Nach dem Entscheid des Verwaltungsgerichts formte sich Widerstand: Im Mai versammelten sich rund 300 Aktivistinnen und Aktivisten in der Zürcher Innenstadt. Sie demonstrierten für ein Verbot von Tierversuchen. «Die ETH ist schuldig, die Uni macht mit, auf Kosten der Tiere ein Mordsprofit!», skandierten sie. Und immer wieder: «Tiere raus, raus aus den Laboren!»
Fünf Monate später liegt die nächste Tierversuchs-Initiative druckfrisch bereit – und wartet auf die 100'000 Unterschriften. Ziel von Initiant Simon Kälin-Wert und dem Komitee ist es, Tierversuche per Gesetz als Quälerei und Verbrechen einzustufen.
Doch bereits jetzt formt sich der Widerstand.
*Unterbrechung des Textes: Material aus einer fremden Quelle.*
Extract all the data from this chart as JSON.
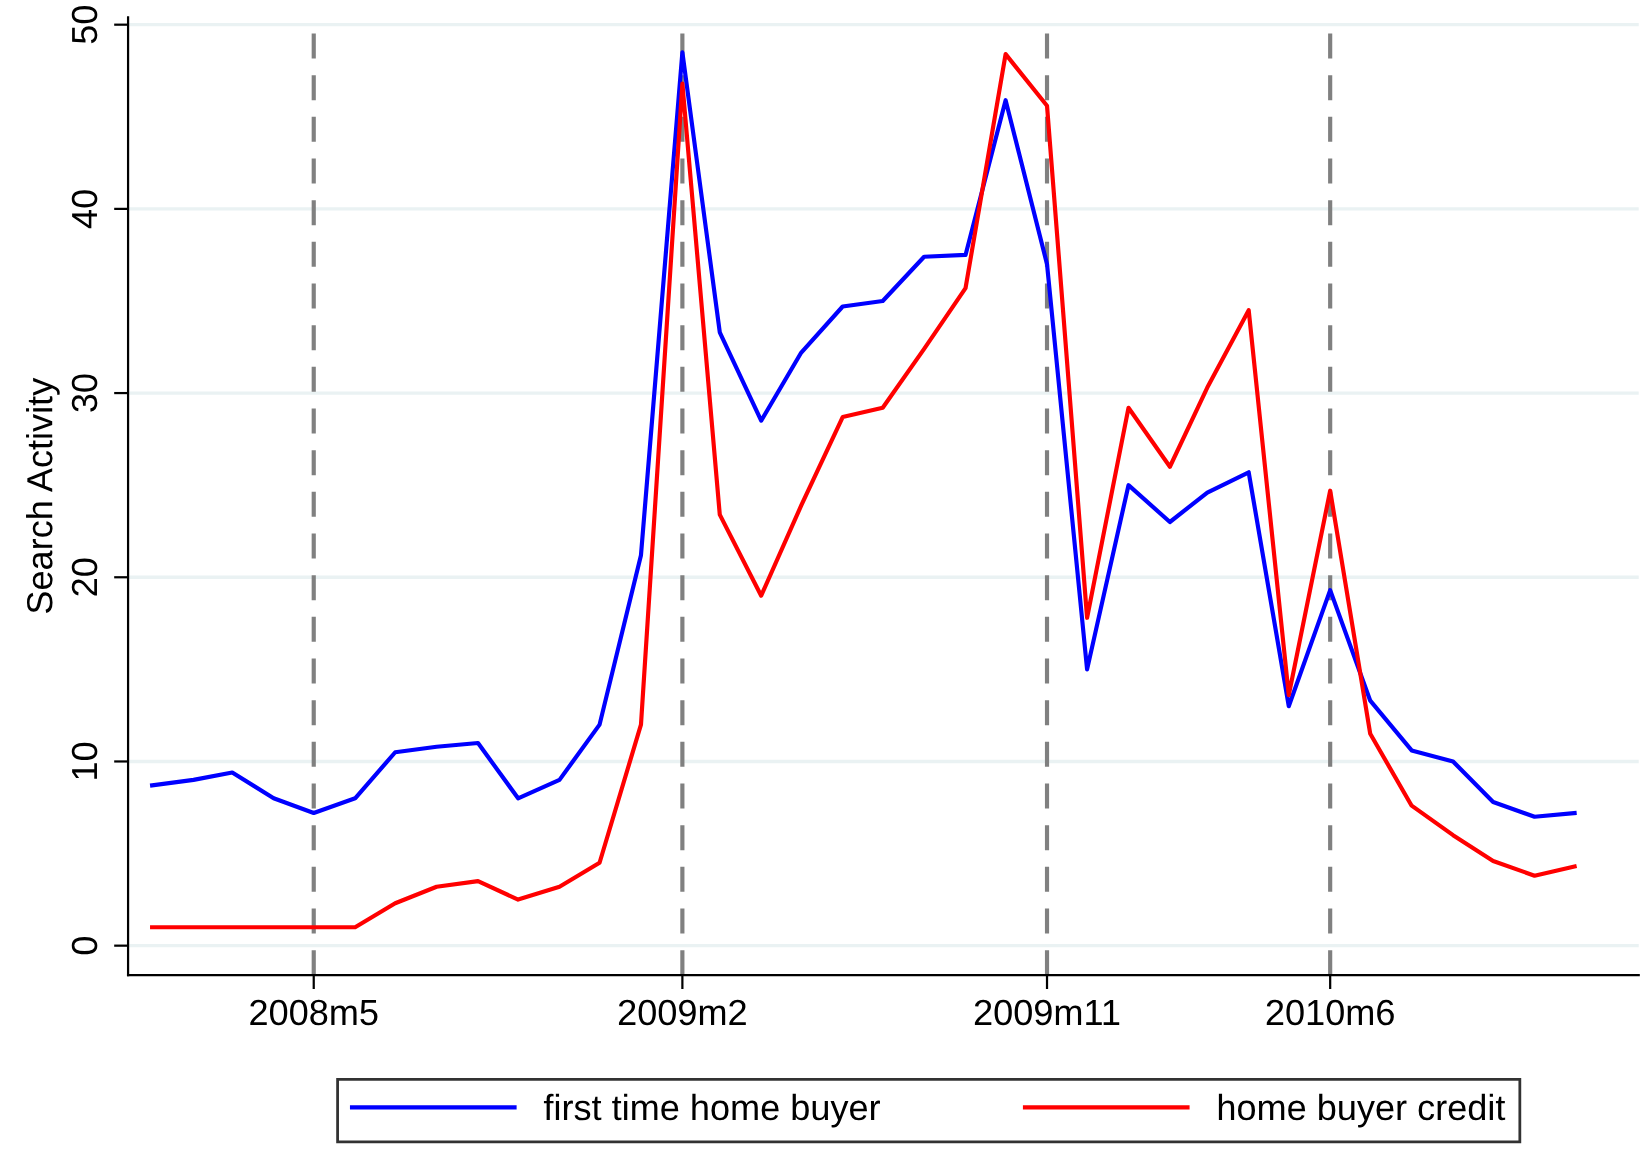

Die Schweiz habe schon heute eine der umfassendsten Tierschutzgesetzgebungen weltweit, so das Bundesamt für Lebensmittelsicherheit und Veterinärwesen (BLV). Jeder einzelne beantragte Tierversuch müsse von einer kantonalen Tierversuchskommission begutachtet werden.
Ob sich die fünfte und neuste Initiative durchsetzen bzw. überhaupt zustande kommen wird, zeigt sich am 3. April 2019. Bis dann müssen 100'000 Unterschriften gesammelt worden sein.